# Wife asked me what turned me on...were my answers too nice?



## marty1966 (Feb 25, 2013)

We have been married for 14 years and our sex life has had its ups and downs.

We have been doing better for several years - some of which I owe in part to being a much more assertive husband, father and person overall. Not being such a nice guy - but not being a jerk.

So it's been her time of the month and unless the stars align for us both, we usually don't have sex for these 4-5 days. Doesn't help that a few days before her time she gets super mean and a little crazy - so it can be 5-7 days.

Last night we are both tired but it's been a week so she's flirted a little - which is great. But sex was not a priority for either of us - not with the weekend coming up. All is good.

But then right as I'm dozing off she asks me "hey can i ask you a question - what really turns you on the most?"

I'm like - well crap can I get back to you! Give me 2 days lol. Can I have a top 10?

So she's being real flirty with it and says sure I won't hold you to it 10 years from now or anything.

So I think for a few minutes and told her the following:

When she initiates
When she flirts with me during the day leading up to sex
When she dresses provocatively - inside and outside the bedroom.
When she orgasms
When she talks really dirty to me.

And that was it. All good we go to sleep.

Now all those things do happen sometimes - but not enough for my liking. They are definitely arousal triggers for me.

Now here I am second guessing myself - I'm thinking how those answers sound very needy and dependent on her and her pleasure.

Did I screw up a little here and slip into my old Nice Guy ways with my response?


Appreciate your thoughts.


----------



## mineforever (Jan 31, 2013)

Well nothing wrong with going back and amending the list.....say something like " I got to thinking about what you asked the other night and ........ you might also add a question about what does she like"
_Posted via Mobile Device_


----------



## Lionlady (Sep 12, 2012)

It sounds to me like you're saying she turns you on. I don't see that as needy. I'd think it would be flattering.


----------



## FalconKing (Aug 8, 2012)

marty1966 said:


> We have been married for 14 years and our sex life has had its ups and downs.
> 
> We have been doing better for several years - some of which I owe in part to being a much more assertive husband, father and person overall. Not being such a nice guy - but not being a jerk.
> 
> ...


No sir, I don't think so. Basically you are saying you like when she takes a more active role in sex. Perhaps seduce you sometimes or just be really into it. I think that's what most guys want from their wives. Don't change it.


----------



## tracyishere (Dec 2, 2012)

If my H said that to me I'd feel very flattered.


----------



## chillymorn (Aug 11, 2010)

all good answers. but you screwed up by not asking what hers was.And then banging her before falling asleep with her spooning you!

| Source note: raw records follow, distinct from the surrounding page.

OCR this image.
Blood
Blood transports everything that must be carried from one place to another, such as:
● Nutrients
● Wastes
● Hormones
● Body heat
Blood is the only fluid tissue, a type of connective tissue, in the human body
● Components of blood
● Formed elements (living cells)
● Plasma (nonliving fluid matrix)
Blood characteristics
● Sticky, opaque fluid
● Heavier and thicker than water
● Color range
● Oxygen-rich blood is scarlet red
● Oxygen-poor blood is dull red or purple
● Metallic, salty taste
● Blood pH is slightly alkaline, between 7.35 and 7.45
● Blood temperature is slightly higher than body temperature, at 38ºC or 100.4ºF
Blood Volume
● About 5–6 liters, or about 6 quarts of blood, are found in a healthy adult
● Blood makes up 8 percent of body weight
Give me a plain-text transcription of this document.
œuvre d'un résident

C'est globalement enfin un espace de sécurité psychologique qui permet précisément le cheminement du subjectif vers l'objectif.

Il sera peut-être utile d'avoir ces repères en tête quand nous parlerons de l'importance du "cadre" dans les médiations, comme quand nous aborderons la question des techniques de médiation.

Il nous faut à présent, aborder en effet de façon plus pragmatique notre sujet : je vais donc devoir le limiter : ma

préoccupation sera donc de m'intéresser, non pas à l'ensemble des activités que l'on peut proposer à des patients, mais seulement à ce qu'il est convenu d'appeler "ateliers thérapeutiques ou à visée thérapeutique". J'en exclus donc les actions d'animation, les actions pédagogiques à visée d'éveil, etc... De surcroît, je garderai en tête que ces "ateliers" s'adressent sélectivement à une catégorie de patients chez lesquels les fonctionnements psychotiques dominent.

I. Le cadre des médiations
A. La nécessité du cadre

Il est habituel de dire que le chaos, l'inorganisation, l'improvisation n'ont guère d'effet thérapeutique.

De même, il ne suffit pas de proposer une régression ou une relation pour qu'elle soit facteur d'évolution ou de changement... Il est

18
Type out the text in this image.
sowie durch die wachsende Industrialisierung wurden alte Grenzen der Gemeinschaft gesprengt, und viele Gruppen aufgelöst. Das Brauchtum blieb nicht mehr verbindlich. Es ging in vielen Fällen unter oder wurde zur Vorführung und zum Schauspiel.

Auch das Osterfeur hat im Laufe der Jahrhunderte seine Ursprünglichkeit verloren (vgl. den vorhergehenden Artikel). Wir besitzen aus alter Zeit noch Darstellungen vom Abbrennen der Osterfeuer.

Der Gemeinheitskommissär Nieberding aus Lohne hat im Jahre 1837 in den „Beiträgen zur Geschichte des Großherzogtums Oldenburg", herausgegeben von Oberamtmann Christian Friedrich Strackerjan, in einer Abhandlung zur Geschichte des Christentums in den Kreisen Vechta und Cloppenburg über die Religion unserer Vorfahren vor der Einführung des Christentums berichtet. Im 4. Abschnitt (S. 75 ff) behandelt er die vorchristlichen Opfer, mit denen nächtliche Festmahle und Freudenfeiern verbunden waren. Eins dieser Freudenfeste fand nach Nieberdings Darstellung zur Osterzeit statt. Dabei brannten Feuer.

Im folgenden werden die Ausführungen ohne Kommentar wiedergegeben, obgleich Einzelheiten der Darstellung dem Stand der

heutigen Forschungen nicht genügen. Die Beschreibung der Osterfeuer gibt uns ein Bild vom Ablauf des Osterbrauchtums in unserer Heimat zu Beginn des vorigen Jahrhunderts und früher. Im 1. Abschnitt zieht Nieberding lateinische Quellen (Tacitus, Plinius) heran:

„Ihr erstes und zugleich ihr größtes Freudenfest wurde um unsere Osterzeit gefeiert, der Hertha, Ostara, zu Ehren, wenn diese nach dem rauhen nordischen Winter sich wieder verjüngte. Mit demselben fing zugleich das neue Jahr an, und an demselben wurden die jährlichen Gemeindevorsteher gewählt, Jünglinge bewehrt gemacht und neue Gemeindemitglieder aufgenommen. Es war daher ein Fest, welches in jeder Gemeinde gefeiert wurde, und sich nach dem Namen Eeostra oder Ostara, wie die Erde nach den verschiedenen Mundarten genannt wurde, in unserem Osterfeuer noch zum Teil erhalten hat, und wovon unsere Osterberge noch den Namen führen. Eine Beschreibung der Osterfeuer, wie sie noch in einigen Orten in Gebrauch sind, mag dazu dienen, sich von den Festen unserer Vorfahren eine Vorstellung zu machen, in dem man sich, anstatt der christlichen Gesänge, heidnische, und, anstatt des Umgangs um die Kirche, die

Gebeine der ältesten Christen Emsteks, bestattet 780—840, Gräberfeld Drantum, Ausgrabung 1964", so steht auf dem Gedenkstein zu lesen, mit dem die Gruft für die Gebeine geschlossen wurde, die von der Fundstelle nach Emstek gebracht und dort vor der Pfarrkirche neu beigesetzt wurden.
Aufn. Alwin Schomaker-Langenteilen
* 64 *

no harm just do it tonight!


----------



## Cigar56 (Mar 9, 2013)

You did nice work with your answers to her. When you get an opening like that, take it!


----------



## IndiaInk (Jun 13, 2012)

No.

You didn't screw up anything.

And actually...I think you brought up a good point about the whole 'manning up' thing.

For sure, it is important (for maintaining a wife's interest)

And it does often require, *conscious effort* on a guy's part since modern society doesn't really equip any of us for dealing with the 'animal' aspect of our (sexual) attraction

But still, it doesn't have to be a complete act all the time. You don't have to give answers to questions like that dishonestly (in fact, I sort of think...that would be the 'weaker' thing to do)

No, when posed with questions like this: answer unequivocally and unapologetically with the truth 

And then...you know...just keep being an assertive, confident guy day in and day out...

There won't be any loss of attraction from the revelation of that honesty...

(And hopefully you'll end up getting some of what you want)


----------



## Wiserforit (Dec 27, 2012)

marty1966 said:


> we go to sleep.


Violation of sex book chapter 1, paragraph 1, line 1.


----------



## naga75 (Jul 5, 2012)

even not nice guys should be nice guys when asked a question like that.
i think that was a great answer.


----------